The polysilicon boom has gone bust in only a few years as manufacturers around the globe simultaneously raced to add production capacity. The result: Prices that topped $400 a kilogram in 2008 have fallen below $40. They have plunged 45 percent just this year.

Meanwhile, the solar energy market in Europe has suffered as subsidies have begun to dry up. And demand for semiconductors has waned, too.
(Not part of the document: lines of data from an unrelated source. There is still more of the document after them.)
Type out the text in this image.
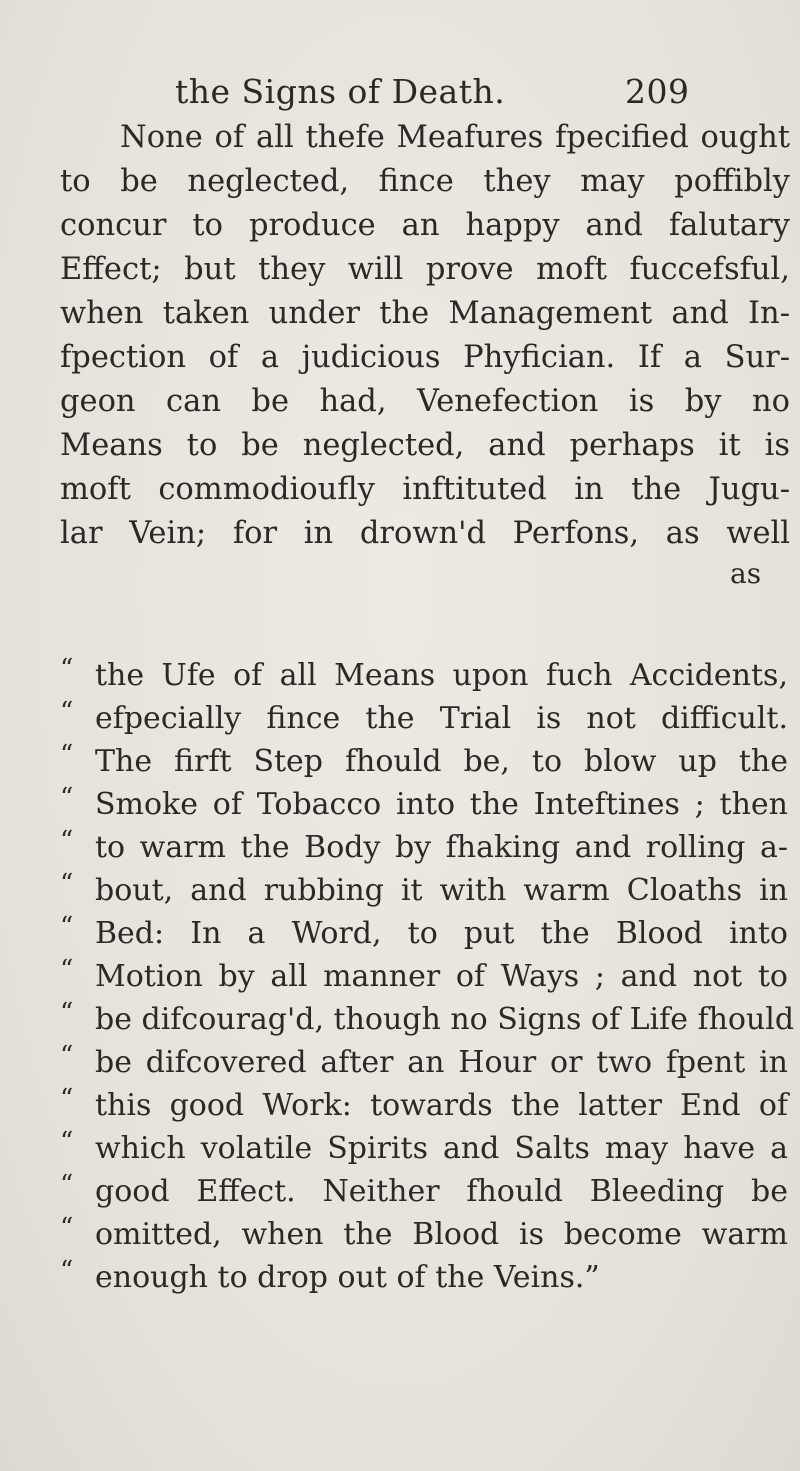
the Signs of Death.	209
None of all thefe Meafures fpecified ought
to be neglected, fince they may poffibly
concur to produce an happy and falutary
Effect; but they will prove moft fuccefsful,
when taken under the Management and In-
fpection of a judicious Phyfician. If a Sur-
geon can be had, Venefection is by no
Means to be neglected, and perhaps it is
moft commodioufly inftituted in the Jugu-
lar Vein; for in drown'd Perfons, as well
as
“ the Ufe of all Means upon fuch Accidents,
“ efpecially fince the Trial is not difficult.
“ The firft Step fhould be, to blow up the
“ Smoke of Tobacco into the Inteftines ; then
“ to warm the Body by fhaking and rolling a-
“ bout, and rubbing it with warm Cloaths in
“ Bed: In a Word, to put the Blood into
“ Motion by all manner of Ways ; and not to
“ be difcourag'd, though no Signs of Life fhould
“ be difcovered after an Hour or two fpent in
“ this good Work: towards the latter End of
“ which volatile Spirits and Salts may have a
“ good Effect. Neither fhould Bleeding be
“ omitted, when the Blood is become warm
“ enough to drop out of the Veins.”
Unlike in past years when consumers snapped up LED televisions and iPads, “we don’t have any hot consumer electronic that’s pulling massive amounts of polysilicon through the sales channel,” O’Neill said.

MEMC isn’t alone among polysilicon producers. “Other vendors in the solar supply chain will be forced to take similar action” in 2012, an analyst at Gilford Securities predicted in a research note on Thursday.

Last month, the International Trade Commission agreed to investigate a complaint by seven solar manufacturers that Chinese competitors were dumping products to injure competitors by driving down prices. MEMC was not among them, and is part of a coalition that believes the case could spark a trade dispute and raise prices for the entire industry.

Low-priced Chinese solar products were also cited by California-based Solyndra Inc. in its September bankruptcy. The case has been scrutinized by Republicans in Congress because the company received a half-billion-dollar federal loan guarantee from the Obama administration.

But just as falling prices have hurt solar wafer producers, they have benefited consumers and generated business for U.S. solar installers such as Clayton-based Microgrid Energy, which has seen its volume of solar work triple from last year.

“Probably once a month we see prices come down,” said Marc Lopata, Microgrid’s president.

Lopata said costs for installed solar energy systems have fallen by about 25 percent from a year ago to $6 a watt or less, depending on the size. And with rebates and tax incentives, consumers are getting about 60 percent back.

MEMC said it will combine its struggling solar materials unit, where 45 percent of jobs are being eliminated, with its SunEdison solar development unit under a single management team at the end of the month to squeeze out efficiencies. In some instances, SunEdison will buy solar wafers from other manufacturers rather than use those made in-house.

The company said it will take charges totaling as much as $1.38 billion in the fourth quarter. More than half of the amount is related to the restructuring plan announced Thursday, with the rest a product of likely goodwill impairments and deteriorating business conditions.

Weak solar and semiconductor markets also prompted MEMC to lower its fourth-quarter earnings forecast by 5 cents to 10 cents a share, excluding the charges. The company said revenue could be $239 million less than expected as some of its SunEdsion sales in Europe could get pushed back to 2012.

Shares of MEMC, which had lost nearly two thirds of their value over the past year, fell sharply in early trading Thursday on the New York Stock Exchange but closed down just a penny at $4.20.